After finishing this drawing from memory of my sister Judy and I in our Halloween costumes in, probably, 1958, I realized it's way off. She is actually only a little over a year younger than me. In this drawing she looks about five years younger than me. Sorry Judy. Though it does look a little like she did as a kid, whereas the drawing I did of myself probably looks more like I wished I’d looked. In reality I was skinnier, freckle-faced, and my scraggly hair was usually in pigtails that stuck straight out from the sides of my head.
I remember feeling excited about Halloween coming, when the first cool crisp fall day arrived. I was almost always a gypsy for several reasons. One was that I loved the makeup. Another reason was that we had really cool costumes, bought in Mexico. The gypsy-like (though really Mexican) top was off the shoulder, bright colors, and had shiny pieces of metal hanging from it. Though I wonder if it was really off the shoulder, and if it was, if my mom really let me wear it that way? Probably. The skirt was gorded, bright colors, flared out when I twirled, and I twirled a lot. It also, I think, had colorful shiny things like sequins and seed beads sewn on to the fabric. I tied one of my mom’s silk scarves over my hair and wore the gaudiest earrings I could find in her jewelry box that she would let me wear. I am not sure what I wore for shoes. Probably tennies or loafers with socks. It was usually cool in the fall, even in Southern California.

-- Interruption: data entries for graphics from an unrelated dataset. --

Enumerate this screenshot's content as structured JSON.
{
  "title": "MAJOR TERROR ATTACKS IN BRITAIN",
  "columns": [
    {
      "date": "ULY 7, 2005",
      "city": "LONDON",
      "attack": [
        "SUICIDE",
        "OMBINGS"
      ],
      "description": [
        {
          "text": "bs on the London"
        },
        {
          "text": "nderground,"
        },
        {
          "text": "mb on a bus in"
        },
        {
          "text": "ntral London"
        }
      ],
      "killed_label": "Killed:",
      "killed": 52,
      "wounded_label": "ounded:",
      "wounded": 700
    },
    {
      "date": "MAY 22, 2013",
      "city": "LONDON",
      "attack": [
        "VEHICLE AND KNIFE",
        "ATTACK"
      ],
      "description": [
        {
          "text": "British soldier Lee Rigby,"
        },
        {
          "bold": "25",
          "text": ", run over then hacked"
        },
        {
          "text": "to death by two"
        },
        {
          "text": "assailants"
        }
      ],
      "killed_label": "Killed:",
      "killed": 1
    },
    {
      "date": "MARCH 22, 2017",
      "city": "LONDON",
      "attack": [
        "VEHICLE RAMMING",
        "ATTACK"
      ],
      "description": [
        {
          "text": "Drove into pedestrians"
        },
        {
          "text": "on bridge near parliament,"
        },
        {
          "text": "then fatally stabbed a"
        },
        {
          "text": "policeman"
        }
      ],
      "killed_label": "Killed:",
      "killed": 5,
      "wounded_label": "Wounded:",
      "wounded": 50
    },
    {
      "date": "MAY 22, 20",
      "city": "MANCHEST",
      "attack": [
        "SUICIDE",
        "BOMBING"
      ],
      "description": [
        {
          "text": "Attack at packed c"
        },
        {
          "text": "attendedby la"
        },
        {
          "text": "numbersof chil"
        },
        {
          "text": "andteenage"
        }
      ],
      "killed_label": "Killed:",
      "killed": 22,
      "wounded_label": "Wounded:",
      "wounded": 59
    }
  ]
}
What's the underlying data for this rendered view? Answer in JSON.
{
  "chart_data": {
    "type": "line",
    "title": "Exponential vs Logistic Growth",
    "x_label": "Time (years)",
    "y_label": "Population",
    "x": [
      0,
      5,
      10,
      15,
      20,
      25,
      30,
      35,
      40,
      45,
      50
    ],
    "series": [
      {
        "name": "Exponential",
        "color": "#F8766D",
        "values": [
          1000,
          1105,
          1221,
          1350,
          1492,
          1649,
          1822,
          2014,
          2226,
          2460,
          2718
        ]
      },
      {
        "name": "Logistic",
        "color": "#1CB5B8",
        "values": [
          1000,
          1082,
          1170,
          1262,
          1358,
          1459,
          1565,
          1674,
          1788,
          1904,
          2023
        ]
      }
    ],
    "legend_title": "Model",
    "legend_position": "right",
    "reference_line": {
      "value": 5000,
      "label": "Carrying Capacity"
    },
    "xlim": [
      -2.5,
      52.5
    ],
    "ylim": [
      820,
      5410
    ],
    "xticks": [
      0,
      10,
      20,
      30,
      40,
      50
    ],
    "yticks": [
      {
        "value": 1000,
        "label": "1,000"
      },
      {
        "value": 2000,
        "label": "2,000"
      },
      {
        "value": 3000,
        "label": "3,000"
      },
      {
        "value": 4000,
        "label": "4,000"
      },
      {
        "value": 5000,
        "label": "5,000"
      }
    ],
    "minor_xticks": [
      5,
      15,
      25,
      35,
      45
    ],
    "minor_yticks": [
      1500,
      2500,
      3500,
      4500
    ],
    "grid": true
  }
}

My mom would put two little dots of Cutex Hot Strawberry lipstick on my upper lip and tell me to rub my lips together. I wanted her to put it on thick from corner to corner like I'd watched her do on her own lips a million times but she would never cooperate. I also wanted eyeliner and mascara, blush, the works. She would sometimes use the Berol Draughting pencil (the same one she used on her own eyes, on crossword puzzles, on grocery lists, and on her drawings of floor plans and tile patterns) on my upper eyelid but it just gave a disappointing grey shadow when I wanted a thick black line.
My sisters and I headed out without parents as soon as it got dark. We carried huge sacks with us, sometimes even pillow cases, to collect our candy. Trick or Treating was serious business. We set out to hit as many houses as possible before having to come home, though I don’t remember having a curfew.
Some houses gave apples. We usually remembered which ones and avoided them. Some gave money, probably the people who forgot to buy candy. Some kept their lights off and didn’t answer the door. Those were remembered as people who hated kids.
The houses that were coveted (and word spread fast through the large network of kids in our neighborhood) were the ones that gave the small chocolate Mars, Three Musketeers (in those days they were larger and divided into three sections "so you could share with friends"), Almond Joy, Mounds, and Snickers candy bars. If anyone gave large candybars that was like a miracle, like winning the lottery. Some people made stuff like rice crispy bars and candied apples. It was appreciated but we really preferred the store bought candy. Gum was good, especially bubble gum. Loved the Kool-aid straws, Lik-M-Aid, the Necco Wafers, the candy corns and the strips of paper with the little pastel colored dollops of candy on them. My absolute favorite, still is – the Red Hots. They were rare. Tootsie Rolls, Rollos, Peanut Butter Cups, M&Ms – all fabulous.
While moving through the neighborhoods, once in a while we came across a haunted house. That was good, though it caused stress because if it took too long to go through it, it was not a good trade off since it was using time that could have brought in more candy. We appreciated when an adult took time to make it special, but kept it short. I always wished my parents would dress up and participate like some of those we saw on the streets. That would have caused stress too, probably, since they might do something really embarrassing.
The thing I remember most is the wonderful feelings of adventure, being out late at night with no adults, the freedom, danger, excitement, exploring, having new experiences, those feelings were beyond words.
My kids did Halloween pretty much the way I did, with hoards of costumed friends, staying up late, wandering all over the neighborhoods, coming home with enormous bags of candy. They Trick or Treated late into their teens, had a hard time letting go of it. There was a lot of candy-checking going on by then though, the crazy people were emerging with their sick candy-tampering ways. By the time my granddaughter came along things had changed dramatically. Halloween was a total adult-supervised affair with neighborhood events in lieu of Trick or Treating for those who didn't want to risk the candy-as-weapons thing. Trick or Treating was done only in neighborhoods where you knew all the neighbors, and parents always came along. Sad that the element of danger we so cherished in my youth had to be elevated to real danger, ruining it forever for everyone.